The silence that follows is deafening. A searing pain stabs through my head, running from temple to temple.
“That’s not true,” I say. “Why would you say that?”
She stares at me, a blank expression on her face. “Because it’s the truth.”
I shake my head. My mouth is dry. I want something to drink but I’m too proud to ask for water.
“No. He told me that—”
“Stop it,” she says, cutting me off. Her eyes are wild. She closes them, suddenly shutting me out. “Just stop it.”
Normally I’d back down, but not this time. I’ve been sitting in the dark for too long and I need answers.
“When was the last time you saw Seth?” Right away she makes a sour face, her lips puckered.
“I told you that—”
She looks down—at her lap, or her hands, or the pattern on her pajama pants, but not at me. I see her shoulders lift and sink as she sighs.

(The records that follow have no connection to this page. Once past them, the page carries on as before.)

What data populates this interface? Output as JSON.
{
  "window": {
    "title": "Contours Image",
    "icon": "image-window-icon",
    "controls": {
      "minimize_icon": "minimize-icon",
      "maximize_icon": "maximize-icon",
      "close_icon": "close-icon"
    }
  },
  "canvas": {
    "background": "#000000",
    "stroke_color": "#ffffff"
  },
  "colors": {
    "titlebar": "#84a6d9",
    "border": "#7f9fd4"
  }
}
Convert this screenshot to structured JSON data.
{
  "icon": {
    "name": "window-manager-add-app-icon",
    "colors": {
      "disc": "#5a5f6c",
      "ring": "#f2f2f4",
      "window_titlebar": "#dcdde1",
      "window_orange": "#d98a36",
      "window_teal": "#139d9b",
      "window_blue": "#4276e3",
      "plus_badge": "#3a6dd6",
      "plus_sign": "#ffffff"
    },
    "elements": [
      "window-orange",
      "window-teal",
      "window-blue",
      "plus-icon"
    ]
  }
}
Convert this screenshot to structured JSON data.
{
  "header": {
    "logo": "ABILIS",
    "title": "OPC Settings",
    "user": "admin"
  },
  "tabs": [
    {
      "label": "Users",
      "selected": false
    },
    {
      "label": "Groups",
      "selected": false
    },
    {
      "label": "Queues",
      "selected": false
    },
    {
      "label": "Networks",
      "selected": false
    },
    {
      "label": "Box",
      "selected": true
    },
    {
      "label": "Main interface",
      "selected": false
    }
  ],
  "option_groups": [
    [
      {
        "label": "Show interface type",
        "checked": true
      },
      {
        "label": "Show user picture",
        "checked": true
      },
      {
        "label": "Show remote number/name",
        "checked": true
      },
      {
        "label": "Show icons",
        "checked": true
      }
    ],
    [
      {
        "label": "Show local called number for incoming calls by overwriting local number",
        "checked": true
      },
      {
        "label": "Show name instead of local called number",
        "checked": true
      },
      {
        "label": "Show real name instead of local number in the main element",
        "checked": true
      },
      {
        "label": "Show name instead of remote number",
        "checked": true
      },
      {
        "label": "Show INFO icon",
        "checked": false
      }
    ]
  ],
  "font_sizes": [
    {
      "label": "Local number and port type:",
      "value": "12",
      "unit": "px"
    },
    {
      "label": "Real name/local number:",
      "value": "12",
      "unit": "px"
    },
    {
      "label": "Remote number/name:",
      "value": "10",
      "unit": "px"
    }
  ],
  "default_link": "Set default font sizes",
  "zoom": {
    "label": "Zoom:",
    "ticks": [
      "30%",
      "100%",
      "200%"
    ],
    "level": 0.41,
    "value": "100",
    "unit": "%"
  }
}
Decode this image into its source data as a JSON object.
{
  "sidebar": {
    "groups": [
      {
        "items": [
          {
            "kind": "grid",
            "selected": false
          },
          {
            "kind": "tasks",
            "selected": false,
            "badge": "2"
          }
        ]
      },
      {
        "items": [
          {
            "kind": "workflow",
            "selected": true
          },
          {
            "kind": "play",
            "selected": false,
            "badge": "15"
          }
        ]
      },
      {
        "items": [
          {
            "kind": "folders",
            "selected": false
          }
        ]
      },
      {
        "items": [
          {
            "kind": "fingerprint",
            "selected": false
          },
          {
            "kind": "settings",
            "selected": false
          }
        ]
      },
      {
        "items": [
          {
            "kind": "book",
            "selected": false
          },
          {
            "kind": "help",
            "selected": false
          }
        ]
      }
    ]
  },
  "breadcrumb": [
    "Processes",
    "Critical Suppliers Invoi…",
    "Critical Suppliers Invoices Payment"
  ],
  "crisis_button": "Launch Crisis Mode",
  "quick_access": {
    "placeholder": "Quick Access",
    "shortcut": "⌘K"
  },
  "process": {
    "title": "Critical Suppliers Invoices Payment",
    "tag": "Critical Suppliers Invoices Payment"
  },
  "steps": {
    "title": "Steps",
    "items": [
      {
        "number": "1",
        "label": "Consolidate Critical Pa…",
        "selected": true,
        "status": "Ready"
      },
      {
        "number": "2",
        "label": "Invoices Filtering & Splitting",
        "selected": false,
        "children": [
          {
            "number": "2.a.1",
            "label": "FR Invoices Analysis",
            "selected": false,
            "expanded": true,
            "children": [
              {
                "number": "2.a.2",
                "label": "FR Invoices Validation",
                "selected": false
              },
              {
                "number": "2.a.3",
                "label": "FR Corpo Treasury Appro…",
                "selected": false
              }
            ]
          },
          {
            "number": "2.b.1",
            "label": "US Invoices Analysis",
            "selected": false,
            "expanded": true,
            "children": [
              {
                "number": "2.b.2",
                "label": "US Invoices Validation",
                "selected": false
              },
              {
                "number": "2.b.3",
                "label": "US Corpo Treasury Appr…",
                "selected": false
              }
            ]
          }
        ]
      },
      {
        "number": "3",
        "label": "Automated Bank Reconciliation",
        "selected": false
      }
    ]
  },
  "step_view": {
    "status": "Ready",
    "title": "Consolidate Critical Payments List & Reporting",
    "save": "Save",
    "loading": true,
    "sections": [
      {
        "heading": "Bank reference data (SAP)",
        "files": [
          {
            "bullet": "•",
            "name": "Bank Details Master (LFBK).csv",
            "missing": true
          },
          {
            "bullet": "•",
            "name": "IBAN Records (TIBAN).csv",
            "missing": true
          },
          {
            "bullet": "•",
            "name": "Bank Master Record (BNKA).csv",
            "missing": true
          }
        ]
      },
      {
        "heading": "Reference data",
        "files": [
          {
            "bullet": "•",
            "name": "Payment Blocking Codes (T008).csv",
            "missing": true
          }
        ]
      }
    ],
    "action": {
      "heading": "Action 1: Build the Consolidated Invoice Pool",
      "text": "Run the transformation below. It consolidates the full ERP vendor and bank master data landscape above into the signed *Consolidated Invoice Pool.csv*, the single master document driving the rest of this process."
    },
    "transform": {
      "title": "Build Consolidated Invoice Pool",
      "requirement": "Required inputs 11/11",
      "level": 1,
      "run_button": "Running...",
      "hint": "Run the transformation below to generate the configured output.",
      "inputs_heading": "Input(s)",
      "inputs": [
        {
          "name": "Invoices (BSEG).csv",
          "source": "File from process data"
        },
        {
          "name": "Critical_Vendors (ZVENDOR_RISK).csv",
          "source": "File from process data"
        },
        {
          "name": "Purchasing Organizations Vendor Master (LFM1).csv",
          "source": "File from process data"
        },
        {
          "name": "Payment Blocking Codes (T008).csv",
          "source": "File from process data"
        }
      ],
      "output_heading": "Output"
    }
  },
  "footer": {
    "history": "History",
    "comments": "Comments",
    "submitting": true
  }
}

“I saw Seth last week,” she says. “Here at the apartment.” When she sees the look on my face, she adds, “He owes me money.”
“For what?”
“For losing everything,” she snaps. “Do you think I actually belong in a place like this?”
Regina with the Louboutins? I want to laugh: no, probably not. I have the money to buy red-soled shoes, but I’m not the type. Regina, on the other hand, is used to lavishing luxury on herself. She wears designer and probably always used to drive the newest-model Mercedes rather than the beat-up junker parked in her spot downstairs.
“You’re going to have to catch me up on this, Regina. I have no idea what you’re talking about.” I try to keep my voice patient, but it sounds like I’m talking through my teeth.
“His business. Things started going south a few years ago. Right before he married you,” she says pointedly.
“Seth took a second mortgage on the house we bought together to keep the business floating, but then he still couldn’t pay it. There was too much debt. Our house went into foreclosure. He promised to turn things around, make it right, but as you can see—” she lifts her eyes to the ceiling “—I’m here.”
Why didn’t I know any of this? Why hadn’t he said something? I had enough money to contribute... I shake my head. I can’t believe I’m thinking like this. Even now, sitting across from his other wife, after being institutionalized, I’m thinking about how I could have helped him.
“And did he give you money?” I ask.
I’m trying to imagine it all. Seth never spoke about his financial situation, especially with the others. We have separate accounts, though I’d given him a joint debit card to mine when we were first married. I’d always assumed it was the same for them.
She exhales, her cheeks puffing out. She looks like a child. How does anyone take her seriously?
“Yes, a little bit. Not enough. I have bill collectors knocking down my door. It’s stressful.”
“If you’re not in a relationship, why didn’t he just send you the money? Why did he have to come here?”
Her mouth tightens, a flesh-colored slash on her face. I realize then that she’s a lonely, bitter woman, not the picture of power and grace that I’d imagined. Oh, when our idols fall, I think to myself. I prefer the version of her that I made up in my head, the one that made me feel insecure.